• Spezial

Hohlraumverfüllung von FASA®-Rauh-Spreizen (Distanzrohren)

Nur in Ausnahmefällen wird es nicht erforderlich sein, die Hohlräume der FASA®-Rauh-Spreizen zu schließen. Abhängig von der Anforderung an das Bauteil und die Ausschreibung des Gewerkes bieten sich zwei Möglichkeiten an.

  • Der Spezial-Quellmörtel 08/35 stellt eine baustellengerechte Möglichkeit zum Verschließen des Spreizen-Hohlraumes dar.

    Im ausgehärteten Zustand erreicht er eine Druckfestigkeit, die im Regelfall höher liegt als die des Ortbetons. Die Verarbeitung kann auch bei schlechten Wetterverhältnissen stattfinden, da der Quellmörtel sicher durch eine spezielle Handdruckpresse eingebracht wird. Der technisch zweckmäßigste Zeitpunkt liegt gleich nach dem Ausschalen der Wand.

    In praktischen 25 kg-Säcken geliefert, wird der Quellmörtel gemäß Arbeitsanweisung (auf dem Sack abgedruckt) mittels in eine Bohrmaschine eingesetzem Maschinenquirl gebrauchsfertig angemacht, über einen Trichter in die Handdruckpresse gefüllt und nach unten aufgeführten Vorarbeiten eingepresst.

    Hohlraum der FASA®-Rauh-Spreize von Fremdkörpern befreien, mit der Draht- Reinigungsbürste säubern und mit der Rund-Nassbürste innen gründlich mehrfach nässen.

    Bei Wandstärken unter 30 cm an der Bauwerksaußenseite die Rohre mit Lochkappen verschließen und komplett vermörteln.

    Für Wandstärken über 30 cm in den Spreizenhohlraum eine Weichdichtkappe bis zur erforderlichen Tiefe eindrücken (min. 15 cm). Spezial-Quellmörtel 08/35 mit der Handdruckpresse gegen den Widerstand der Kappe pressen und unter Zurückziehen der Presse den restlichen Hohlraum stramm ausfüllen.

    Den Spezial-Quellmörtel an der Wandoberfläche nur geringfügig überstehen lassen. Je nach Temperatur und Abbindezeit den überstehenden Teil des Mörtels abreiben (gegebenenfalls glätten).

  • Als Alternative zur Hohlraumverfüllung mit Spezial- Quellmörtel 08/35 bietet sich das Verschließen der FASA®- Rauh-Spreizen durch Einkleben von FASA®-Stöpseln an. Je nach Anforderung an die Dichtigkeit der Wand kann der Einsatz nur eines 20 mm langen Stöpsels bis hin zur Vollverstöpselung der gesamten Wanddicke durch längere Stöpsel erfolgen.

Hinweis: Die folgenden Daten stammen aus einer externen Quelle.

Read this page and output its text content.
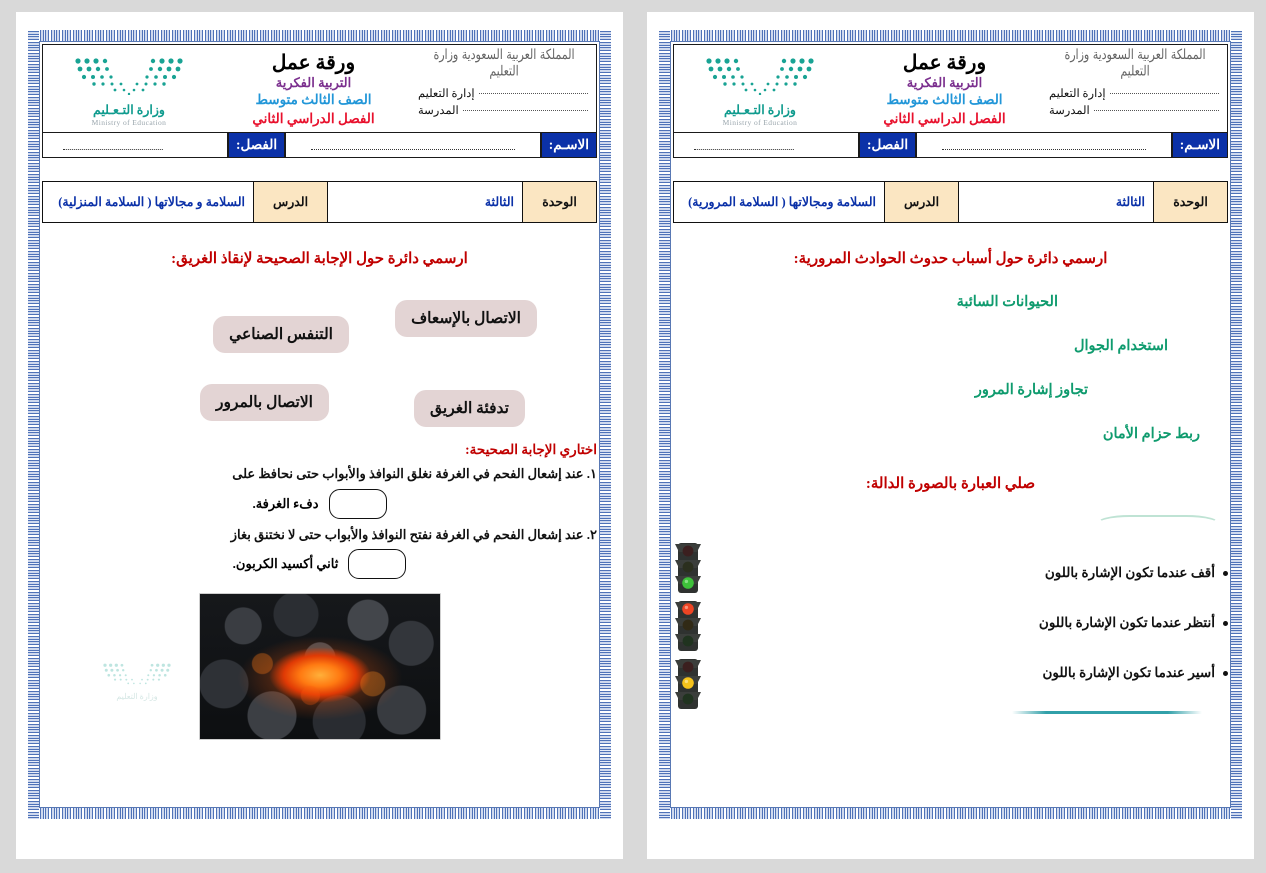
المملكة العربية السعودية وزارة التعليم
إدارة التعليم
المدرسة
ورقة عمل
التربية الفكرية
الصف الثالث متوسط
الفصل الدراسي الثاني
وزارة التـعـليم
Ministry of Education
الاسـم:
الفصل:
الوحدة
الثالثة
الدرس
السلامة ومجالاتها ( السلامة المرورية)
ارسمي دائرة حول أسباب حدوث الحوادث المرورية:
الحيوانات السائبة
استخدام الجوال
تجاوز إشارة المرور
ربط حزام الأمان
صلي العبارة بالصورة الدالة:
أقف عندما تكون الإشارة باللون
أنتظر عندما تكون الإشارة باللون
أسير عندما تكون الإشارة باللون
المملكة العربية السعودية وزارة التعليم
إدارة التعليم
المدرسة
ورقة عمل
التربية الفكرية
الصف الثالث متوسط
الفصل الدراسي الثاني
وزارة التـعـليم
Ministry of Education
الاسـم:
الفصل:
الوحدة
الثالثة
الدرس
السلامة و مجالاتها ( السلامة المنزلية)
ارسمي دائرة حول الإجابة الصحيحة لإنقاذ الغريق:
الاتصال بالإسعاف
التنفس الصناعي
تدفئة الغريق
الاتصال بالمرور
اختاري الإجابة الصحيحة:
١. عند إشعال الفحم في الغرفة نغلق النوافذ والأبواب حتى نحافظ على
دفء الغرفة.
٢. عند إشعال الفحم في الغرفة نفتح النوافذ والأبواب حتى لا نختنق بغاز
ثاني أكسيد الكربون.
وزارة التعليم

    Der Spezial-Faserbetonkleber (2 Komponenten) gewährleistet aufgrund seiner Konsistenz bei Einhaltung der Verarbeitungsrichtlinien eine sichere Abdichtung zwischen der Innenwandung der Spreize und dem Stöpsel.

    Äußerst wichtig bei der Spreizenabdichtung durch Einkleben von FASA®-Stöpseln ist die gewissenhafte Reinigung des Spreizenhohlraumes.

    Im ersten Arbeitsgang werden mit der Drahtbürste die groben Verunreinigungen gelöst und entfernt.

    Die zweite Reinigungsstufe wird mit einer Rund-Weichbürste durchgeführt (trocken), hiermit werden letzte, meist pulver- und staubförmige Partikel, ausgebürstet.

    Um ein Durchrutschen des einzuklebenden Stöpsels zu verhindern, ist es erforderlich, einen festen Widerstand zu erzeugen. Hierzu wird mit einer Stahlrohrschlaglehre ein etwas übermaßiger Kunststoff-Stopfen in den Spreizenhohlraum eingetrieben. Der Anschlag an der Lehre sorgt für die richtige Eindringtiefe.

    Der nach Arbeitsanweisung vorbereitete Spezial-Faserbetonkleber wird auf der Stirnseite und der umlaufenden Außenfläche des Stöpsels aufgetragen. Wichtig ist, dass der FASA®-Stöpsel stramm gegen den Kunststoff-Stopfen gepresst wird. Hierdurch bildet sich zwischen Stopfen und Stöpsel an der Stirnseite eine geschlossene Kleberscheibe und der überschüssige Kleber wird zwischen Stöpsel und Innenwand der Spreize gepresst. Mit einem zweiten Stöpsel wird ebenso verfahren.